O exército israelense utiliza o Microsoft Azure para compilar informações oriundas de vigilância em massa – incluindo transcrições e traduções de chamadas telefônicas, mensagens de texto e áudios –, conforme relatado por um oficial de inteligência. Esses dados são então confrontados com sistemas internos de segmentação que permitem identificar alvos.

A inteligência artificial da Microsoft também dá suporte a projetos altamente sensíveis e classificados do exército, como o “banco de alvos” e o registro da população palestina. Tanto a nuvem quanto as ferramentas de IA da Microsoft têm permitido que o exército israelense exerça uma letalidade e destrutividade que, de outra forma, seria impossível.

Ademais, a empresa tem prestado serviços de software, nuvem e consultoria para o exército e o governo israelense, acumulando milhões em lucros. Inclusive, o próprio Benjamin Netanyahu mencionou publicamente seus fortes laços com a Microsoft. Diversos contratos firmados com o governo e o exército estão sob escrutínio público.

Chegou ao ponto de a Microsoft estar tão intimamente ligada ao exército israelense que, recentemente, foi designada como um dos principais alvos da campanha BDS (Boicote, Desinvestimento e Sanções).

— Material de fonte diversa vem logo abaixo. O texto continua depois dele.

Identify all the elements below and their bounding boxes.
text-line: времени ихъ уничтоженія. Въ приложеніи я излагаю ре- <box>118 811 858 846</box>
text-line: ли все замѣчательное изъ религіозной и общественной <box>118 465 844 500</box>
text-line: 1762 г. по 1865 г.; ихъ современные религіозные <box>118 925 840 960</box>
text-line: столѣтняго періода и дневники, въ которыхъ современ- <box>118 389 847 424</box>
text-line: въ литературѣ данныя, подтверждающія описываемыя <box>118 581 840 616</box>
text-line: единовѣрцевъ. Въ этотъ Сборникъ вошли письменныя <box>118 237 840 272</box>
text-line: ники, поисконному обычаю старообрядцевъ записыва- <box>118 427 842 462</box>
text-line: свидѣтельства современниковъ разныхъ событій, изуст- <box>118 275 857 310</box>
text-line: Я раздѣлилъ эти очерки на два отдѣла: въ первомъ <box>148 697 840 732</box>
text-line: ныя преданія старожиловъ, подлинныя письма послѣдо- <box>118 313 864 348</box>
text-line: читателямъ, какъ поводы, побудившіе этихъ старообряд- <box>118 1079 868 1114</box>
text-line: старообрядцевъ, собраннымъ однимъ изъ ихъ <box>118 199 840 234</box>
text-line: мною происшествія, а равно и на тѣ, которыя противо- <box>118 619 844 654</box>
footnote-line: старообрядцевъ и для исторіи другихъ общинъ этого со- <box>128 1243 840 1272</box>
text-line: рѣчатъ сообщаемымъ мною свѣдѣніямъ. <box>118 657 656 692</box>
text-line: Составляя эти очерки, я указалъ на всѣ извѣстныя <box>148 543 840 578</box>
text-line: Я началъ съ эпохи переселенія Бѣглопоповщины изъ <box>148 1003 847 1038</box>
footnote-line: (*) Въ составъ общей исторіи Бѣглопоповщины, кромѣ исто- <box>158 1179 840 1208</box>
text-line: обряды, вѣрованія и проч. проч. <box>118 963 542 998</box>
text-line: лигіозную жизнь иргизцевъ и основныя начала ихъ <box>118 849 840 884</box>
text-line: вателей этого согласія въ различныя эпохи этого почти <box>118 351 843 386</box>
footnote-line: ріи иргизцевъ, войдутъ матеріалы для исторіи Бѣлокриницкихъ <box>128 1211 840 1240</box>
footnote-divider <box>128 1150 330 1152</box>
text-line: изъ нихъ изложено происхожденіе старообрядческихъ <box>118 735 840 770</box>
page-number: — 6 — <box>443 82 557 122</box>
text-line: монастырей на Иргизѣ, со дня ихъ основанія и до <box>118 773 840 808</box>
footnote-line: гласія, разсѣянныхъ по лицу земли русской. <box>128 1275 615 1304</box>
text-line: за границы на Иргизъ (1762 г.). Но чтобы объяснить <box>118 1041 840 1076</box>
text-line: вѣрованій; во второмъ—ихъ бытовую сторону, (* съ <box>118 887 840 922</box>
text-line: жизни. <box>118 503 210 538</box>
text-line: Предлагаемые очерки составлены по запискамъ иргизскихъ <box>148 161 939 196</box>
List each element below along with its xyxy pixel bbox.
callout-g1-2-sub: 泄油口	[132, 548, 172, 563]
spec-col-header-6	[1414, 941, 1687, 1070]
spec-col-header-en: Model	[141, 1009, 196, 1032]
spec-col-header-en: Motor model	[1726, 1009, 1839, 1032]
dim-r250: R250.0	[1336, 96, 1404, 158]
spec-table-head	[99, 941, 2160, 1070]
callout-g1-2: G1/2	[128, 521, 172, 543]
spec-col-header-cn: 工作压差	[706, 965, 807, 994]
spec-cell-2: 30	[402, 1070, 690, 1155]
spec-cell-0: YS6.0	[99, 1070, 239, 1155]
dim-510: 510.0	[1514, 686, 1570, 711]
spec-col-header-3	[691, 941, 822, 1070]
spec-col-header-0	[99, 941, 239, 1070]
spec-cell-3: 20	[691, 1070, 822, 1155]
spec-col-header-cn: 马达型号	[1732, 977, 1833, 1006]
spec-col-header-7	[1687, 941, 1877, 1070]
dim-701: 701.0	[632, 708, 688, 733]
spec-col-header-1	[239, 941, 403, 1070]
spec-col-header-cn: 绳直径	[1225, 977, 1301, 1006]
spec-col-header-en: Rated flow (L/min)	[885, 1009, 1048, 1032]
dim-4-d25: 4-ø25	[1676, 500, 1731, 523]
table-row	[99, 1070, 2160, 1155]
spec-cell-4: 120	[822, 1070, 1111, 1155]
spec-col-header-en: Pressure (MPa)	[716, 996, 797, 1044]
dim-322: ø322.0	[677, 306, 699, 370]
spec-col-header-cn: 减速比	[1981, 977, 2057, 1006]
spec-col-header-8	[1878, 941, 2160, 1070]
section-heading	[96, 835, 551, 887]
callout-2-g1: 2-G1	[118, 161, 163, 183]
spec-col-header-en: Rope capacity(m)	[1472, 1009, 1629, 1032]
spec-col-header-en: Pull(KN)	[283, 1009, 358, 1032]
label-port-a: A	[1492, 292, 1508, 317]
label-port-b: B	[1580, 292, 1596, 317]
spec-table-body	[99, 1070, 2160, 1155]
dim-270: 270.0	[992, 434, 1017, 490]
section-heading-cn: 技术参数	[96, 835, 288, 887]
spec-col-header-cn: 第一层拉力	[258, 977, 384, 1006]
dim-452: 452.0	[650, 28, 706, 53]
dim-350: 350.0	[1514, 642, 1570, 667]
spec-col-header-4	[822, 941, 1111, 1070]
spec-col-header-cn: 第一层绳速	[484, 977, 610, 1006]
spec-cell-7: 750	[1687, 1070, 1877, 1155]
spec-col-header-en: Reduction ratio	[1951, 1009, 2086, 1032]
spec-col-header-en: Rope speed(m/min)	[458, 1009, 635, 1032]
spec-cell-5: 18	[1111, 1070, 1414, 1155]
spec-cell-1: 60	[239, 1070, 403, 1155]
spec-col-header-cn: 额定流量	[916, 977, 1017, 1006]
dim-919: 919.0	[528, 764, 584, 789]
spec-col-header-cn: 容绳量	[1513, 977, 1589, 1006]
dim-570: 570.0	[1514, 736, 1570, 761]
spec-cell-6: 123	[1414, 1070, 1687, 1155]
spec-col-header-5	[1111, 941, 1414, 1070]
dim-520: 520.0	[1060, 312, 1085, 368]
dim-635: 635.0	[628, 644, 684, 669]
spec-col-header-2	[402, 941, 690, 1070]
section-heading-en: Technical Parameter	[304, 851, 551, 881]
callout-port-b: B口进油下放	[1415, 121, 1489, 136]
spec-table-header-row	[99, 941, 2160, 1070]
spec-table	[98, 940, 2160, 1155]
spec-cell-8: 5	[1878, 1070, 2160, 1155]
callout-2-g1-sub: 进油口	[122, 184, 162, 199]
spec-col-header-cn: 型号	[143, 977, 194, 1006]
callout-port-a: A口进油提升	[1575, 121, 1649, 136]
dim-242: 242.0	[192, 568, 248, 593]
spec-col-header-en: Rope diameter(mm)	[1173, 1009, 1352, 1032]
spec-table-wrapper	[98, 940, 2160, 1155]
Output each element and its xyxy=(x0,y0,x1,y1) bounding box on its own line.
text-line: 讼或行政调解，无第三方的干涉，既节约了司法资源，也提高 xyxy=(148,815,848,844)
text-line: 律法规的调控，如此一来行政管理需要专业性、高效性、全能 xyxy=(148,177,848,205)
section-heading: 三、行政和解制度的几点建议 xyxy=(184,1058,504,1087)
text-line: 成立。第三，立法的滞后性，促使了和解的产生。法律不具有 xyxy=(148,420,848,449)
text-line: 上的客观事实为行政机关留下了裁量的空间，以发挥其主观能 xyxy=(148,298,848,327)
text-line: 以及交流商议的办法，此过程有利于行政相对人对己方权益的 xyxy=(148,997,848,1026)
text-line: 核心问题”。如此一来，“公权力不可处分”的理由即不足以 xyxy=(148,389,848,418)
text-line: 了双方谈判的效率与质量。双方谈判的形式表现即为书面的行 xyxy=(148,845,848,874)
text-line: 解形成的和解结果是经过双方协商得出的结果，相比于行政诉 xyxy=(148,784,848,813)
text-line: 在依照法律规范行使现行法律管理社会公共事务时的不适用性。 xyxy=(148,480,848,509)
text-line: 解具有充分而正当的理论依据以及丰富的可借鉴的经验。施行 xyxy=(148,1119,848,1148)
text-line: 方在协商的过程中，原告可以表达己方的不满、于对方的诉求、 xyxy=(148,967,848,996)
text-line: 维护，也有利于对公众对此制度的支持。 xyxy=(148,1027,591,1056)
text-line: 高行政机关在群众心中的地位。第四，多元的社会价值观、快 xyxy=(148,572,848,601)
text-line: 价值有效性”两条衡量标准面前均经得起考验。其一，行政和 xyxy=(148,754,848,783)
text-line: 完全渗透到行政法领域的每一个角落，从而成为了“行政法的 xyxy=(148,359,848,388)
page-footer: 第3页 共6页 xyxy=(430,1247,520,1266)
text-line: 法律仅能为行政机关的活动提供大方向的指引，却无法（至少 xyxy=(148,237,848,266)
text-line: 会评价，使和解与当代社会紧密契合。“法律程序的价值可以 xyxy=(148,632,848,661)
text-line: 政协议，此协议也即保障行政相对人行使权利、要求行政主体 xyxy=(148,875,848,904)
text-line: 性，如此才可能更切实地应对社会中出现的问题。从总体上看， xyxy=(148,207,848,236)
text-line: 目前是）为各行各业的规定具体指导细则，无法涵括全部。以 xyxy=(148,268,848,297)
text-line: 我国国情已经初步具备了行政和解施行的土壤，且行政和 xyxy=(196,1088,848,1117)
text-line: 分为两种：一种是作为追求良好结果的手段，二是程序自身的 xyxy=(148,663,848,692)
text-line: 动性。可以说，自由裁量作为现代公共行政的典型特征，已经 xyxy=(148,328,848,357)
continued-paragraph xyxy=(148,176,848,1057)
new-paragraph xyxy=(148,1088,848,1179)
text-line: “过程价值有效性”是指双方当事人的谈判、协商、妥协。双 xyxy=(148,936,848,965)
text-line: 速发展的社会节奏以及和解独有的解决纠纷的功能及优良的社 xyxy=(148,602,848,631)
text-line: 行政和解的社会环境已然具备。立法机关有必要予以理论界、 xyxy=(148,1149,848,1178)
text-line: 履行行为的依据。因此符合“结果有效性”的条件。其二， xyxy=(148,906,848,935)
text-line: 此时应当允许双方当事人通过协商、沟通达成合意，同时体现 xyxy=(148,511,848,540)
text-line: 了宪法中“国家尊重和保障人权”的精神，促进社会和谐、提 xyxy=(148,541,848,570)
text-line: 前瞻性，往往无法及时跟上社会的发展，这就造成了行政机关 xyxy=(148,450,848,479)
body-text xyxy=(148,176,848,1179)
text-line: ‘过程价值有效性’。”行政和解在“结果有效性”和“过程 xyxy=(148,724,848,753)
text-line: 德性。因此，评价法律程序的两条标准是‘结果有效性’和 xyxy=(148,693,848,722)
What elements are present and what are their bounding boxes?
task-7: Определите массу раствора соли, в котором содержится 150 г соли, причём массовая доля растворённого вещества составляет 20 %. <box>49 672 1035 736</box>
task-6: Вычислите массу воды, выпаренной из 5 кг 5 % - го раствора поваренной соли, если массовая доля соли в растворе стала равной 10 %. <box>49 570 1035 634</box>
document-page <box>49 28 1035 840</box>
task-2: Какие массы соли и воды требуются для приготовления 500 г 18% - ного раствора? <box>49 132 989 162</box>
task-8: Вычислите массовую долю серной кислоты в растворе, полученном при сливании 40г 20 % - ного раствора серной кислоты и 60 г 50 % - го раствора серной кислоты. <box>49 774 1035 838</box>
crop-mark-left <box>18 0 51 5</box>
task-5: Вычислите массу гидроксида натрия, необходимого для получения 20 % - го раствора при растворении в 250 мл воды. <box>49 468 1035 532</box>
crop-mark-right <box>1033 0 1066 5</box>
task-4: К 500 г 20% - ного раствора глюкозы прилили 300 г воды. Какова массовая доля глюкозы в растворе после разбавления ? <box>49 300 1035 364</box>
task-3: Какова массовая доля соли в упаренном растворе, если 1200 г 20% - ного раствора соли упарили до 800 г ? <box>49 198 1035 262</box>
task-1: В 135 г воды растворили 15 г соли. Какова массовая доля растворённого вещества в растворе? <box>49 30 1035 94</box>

Independentemente de suas convicções políticas, precisamos refletir: será esse o legado que queremos deixar? Será que podemos justificar, perante nossos filhos, o desenvolvimento de tecnologias que, direta ou indiretamente, colaboram com a fabricação de armas de IA letais?

Mesmo que seu trabalho não esteja diretamente ligado aos sistemas militares, ele contribui para que a empresa assuma contratos que possibilitam tais práticas. Não importa a área em que você atue: fazer parte de uma empresa que equipa uma ocupação é, de certa forma, contribuir para que o genocídio continue. É inegável que, de alguma maneira, parte da sua remuneração está sendo financiada por esse sofrimento.

Quer você trabalhe com IA ou não, se não fizer nada, será cúmplice. Chegou o momento de, coletivamente, levantarmos nossa voz contra o envolvimento da inteligência artificial da Microsoft em crimes contra a humanidade.

Por esses motivos, decidi me manifestar e assinei uma petição exigindo que a Microsoft corte relações com atores responsáveis pelo genocídio. Exorto todos vocês a se posicionarem também e a não permanecerem em silêncio.